= Camille-Auguste Gastine =

French painter

Camille-Auguste Gastine (1819 - 1867) was a French painter.

== Life ==
A student of Nicolas-Auguste Hesse, Paul Delaroche and François-Édouard Picot, he was trained at the École des Beaux-arts de Paris. He exhibited a Holy Family at the Salon of 1844, then travelled to Italy and stayed in Rome. He frequently collaborated on several monumental decorative schemes - that of the old Abbaye de Saint-Germain-des-Prés, with Hippolyte Flandrin in 1856; that of the chapel at the château de Broglie with Savinien Petit; and that of the chapelle Saint-Joseph in the Cathédrale Saint-André de Bordeaux with Sébastien Cornu.

He also designed stained glass windows, such as for a church of St Stephen and for the cathedrals at Lodève and Béziers, along with decorative schemes for the churches of Saint-Laurent-Rochefort, Chazelles-sur-Lyon, Montant and Saint-Albain.
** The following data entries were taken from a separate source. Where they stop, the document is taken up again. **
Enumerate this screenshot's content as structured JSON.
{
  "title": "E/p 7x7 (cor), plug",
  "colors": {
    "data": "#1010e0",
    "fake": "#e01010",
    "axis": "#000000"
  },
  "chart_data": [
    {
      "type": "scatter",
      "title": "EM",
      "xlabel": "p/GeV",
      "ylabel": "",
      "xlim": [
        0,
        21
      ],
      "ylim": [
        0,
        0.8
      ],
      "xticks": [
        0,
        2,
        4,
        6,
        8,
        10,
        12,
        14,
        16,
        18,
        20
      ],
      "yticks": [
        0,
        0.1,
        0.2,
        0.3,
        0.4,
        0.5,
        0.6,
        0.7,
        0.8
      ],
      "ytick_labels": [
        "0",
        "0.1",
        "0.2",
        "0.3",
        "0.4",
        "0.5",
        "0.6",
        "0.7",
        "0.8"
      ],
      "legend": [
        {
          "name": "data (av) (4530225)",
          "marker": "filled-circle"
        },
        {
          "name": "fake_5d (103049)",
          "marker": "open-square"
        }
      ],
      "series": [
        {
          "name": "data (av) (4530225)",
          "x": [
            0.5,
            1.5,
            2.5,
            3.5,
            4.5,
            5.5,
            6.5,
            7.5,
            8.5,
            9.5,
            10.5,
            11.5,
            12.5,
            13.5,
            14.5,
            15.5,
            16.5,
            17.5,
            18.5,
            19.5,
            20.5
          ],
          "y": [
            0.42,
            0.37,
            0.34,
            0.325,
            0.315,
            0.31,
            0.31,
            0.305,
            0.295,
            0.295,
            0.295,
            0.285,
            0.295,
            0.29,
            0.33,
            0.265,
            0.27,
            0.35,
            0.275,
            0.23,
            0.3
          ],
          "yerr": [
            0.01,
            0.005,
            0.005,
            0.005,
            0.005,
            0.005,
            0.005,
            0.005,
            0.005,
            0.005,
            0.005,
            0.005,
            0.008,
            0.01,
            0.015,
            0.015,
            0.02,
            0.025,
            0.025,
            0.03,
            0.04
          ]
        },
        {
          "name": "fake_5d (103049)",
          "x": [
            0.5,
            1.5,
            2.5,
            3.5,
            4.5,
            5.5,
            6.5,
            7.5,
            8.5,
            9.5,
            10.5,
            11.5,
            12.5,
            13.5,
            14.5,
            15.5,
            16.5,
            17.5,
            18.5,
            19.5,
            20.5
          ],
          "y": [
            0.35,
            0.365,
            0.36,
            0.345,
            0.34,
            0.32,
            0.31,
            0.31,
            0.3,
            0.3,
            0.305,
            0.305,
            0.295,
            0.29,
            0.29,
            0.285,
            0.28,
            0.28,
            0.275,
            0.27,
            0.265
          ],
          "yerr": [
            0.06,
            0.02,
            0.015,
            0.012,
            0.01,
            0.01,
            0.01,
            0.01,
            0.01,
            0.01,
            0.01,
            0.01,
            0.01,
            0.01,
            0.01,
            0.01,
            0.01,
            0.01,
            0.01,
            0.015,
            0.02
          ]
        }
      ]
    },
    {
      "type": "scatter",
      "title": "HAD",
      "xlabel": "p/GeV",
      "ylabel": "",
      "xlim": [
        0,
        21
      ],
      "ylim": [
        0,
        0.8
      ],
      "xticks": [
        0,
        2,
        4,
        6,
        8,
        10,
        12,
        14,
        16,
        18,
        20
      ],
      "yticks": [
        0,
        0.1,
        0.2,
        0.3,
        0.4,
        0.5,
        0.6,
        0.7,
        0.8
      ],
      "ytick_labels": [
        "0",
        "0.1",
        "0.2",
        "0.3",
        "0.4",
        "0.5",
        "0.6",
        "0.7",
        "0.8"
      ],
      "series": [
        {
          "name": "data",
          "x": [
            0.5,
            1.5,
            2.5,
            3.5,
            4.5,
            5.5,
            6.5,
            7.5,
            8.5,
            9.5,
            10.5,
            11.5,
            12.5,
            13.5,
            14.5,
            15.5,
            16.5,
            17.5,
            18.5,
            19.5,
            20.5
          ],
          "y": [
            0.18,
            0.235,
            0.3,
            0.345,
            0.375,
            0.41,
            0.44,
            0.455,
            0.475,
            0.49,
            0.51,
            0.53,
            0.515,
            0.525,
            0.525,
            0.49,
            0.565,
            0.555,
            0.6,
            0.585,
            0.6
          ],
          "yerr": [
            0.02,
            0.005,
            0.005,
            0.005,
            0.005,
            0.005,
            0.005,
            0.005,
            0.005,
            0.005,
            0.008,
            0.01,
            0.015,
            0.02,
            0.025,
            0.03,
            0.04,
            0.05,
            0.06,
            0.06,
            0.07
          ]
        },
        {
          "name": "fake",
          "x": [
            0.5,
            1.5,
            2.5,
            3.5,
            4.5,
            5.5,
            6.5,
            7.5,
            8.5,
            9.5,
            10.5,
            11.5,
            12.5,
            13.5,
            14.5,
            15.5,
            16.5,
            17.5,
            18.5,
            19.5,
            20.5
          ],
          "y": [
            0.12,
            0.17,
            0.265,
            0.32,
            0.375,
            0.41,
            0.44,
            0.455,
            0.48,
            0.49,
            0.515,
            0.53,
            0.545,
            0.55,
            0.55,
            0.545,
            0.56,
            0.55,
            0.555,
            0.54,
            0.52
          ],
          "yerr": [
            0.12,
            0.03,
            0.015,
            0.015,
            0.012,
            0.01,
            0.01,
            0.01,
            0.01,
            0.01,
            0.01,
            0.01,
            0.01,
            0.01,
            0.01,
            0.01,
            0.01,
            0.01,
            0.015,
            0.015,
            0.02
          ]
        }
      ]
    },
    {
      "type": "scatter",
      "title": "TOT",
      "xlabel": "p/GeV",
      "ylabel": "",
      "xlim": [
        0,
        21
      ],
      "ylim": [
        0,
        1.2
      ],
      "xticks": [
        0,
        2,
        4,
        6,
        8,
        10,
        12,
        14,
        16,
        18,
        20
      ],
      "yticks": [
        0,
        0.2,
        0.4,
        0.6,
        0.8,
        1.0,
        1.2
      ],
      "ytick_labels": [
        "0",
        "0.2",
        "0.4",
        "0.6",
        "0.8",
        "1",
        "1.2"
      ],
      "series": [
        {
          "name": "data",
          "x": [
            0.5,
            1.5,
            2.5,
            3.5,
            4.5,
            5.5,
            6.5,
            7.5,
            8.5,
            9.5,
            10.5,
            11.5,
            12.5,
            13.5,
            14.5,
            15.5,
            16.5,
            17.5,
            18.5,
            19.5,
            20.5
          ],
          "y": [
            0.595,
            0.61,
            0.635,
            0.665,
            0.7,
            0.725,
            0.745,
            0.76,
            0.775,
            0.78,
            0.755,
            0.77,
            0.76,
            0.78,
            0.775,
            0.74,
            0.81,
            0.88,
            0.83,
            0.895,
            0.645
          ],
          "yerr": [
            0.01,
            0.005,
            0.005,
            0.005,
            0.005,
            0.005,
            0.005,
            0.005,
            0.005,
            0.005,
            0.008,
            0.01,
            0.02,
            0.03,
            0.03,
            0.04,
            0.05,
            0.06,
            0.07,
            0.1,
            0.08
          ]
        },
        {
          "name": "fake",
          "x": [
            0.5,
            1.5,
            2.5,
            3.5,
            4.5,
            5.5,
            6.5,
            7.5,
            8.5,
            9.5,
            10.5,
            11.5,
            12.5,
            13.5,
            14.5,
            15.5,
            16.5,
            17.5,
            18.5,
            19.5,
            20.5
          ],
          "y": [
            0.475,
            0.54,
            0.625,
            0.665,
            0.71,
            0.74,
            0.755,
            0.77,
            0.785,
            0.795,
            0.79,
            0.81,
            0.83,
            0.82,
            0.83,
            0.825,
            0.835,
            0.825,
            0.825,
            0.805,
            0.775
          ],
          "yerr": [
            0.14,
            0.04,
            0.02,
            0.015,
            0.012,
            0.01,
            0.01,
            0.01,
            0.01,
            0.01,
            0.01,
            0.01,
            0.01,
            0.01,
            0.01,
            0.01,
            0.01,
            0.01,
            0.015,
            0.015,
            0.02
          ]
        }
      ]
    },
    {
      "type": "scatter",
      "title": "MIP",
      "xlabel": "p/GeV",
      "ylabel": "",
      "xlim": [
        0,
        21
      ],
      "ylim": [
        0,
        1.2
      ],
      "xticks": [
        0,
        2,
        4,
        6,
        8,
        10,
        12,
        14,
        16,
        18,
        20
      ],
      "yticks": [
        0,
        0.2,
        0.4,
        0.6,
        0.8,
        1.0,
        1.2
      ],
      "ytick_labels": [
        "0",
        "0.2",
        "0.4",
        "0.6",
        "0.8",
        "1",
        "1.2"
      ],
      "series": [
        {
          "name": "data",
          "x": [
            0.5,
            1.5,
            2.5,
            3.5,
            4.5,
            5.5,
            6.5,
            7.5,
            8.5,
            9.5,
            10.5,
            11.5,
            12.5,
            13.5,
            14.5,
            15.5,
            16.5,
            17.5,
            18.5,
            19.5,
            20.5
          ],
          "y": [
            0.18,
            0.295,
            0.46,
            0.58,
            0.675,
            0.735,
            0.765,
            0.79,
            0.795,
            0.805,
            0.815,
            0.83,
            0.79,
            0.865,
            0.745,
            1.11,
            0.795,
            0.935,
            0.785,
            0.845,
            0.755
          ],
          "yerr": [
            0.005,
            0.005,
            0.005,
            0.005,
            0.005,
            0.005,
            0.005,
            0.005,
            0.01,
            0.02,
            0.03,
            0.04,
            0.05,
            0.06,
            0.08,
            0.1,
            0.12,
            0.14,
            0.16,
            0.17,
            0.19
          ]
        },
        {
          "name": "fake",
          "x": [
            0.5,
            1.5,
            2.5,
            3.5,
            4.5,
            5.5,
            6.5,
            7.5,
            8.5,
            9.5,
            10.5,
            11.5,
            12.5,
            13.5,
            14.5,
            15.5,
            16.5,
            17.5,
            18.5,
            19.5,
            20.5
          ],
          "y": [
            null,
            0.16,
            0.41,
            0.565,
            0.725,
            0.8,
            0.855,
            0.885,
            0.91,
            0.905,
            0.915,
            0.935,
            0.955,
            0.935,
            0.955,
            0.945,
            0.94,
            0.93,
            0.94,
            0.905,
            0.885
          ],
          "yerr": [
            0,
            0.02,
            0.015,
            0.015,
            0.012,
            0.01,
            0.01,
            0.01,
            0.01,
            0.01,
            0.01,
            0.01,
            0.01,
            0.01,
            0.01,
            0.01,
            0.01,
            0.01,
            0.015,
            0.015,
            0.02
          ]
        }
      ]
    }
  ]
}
He also took part in the decorative schemes for the Maison pompéïenne at 16-18 Avenue Montaigne in Paris, the hôtel Granger, the hôtel Pereire, the hôtel du duc de Galliera, comte Murat's château and the Palais des Études of the École des beaux-arts de Paris between 1854 and 1855 and at the musée d'Amiens (now the Musée de Picardie). He also exhibited a Saint Catherine of Alexandria at the 1855 Exposition Universelle and produced portraits and several paintings of saints.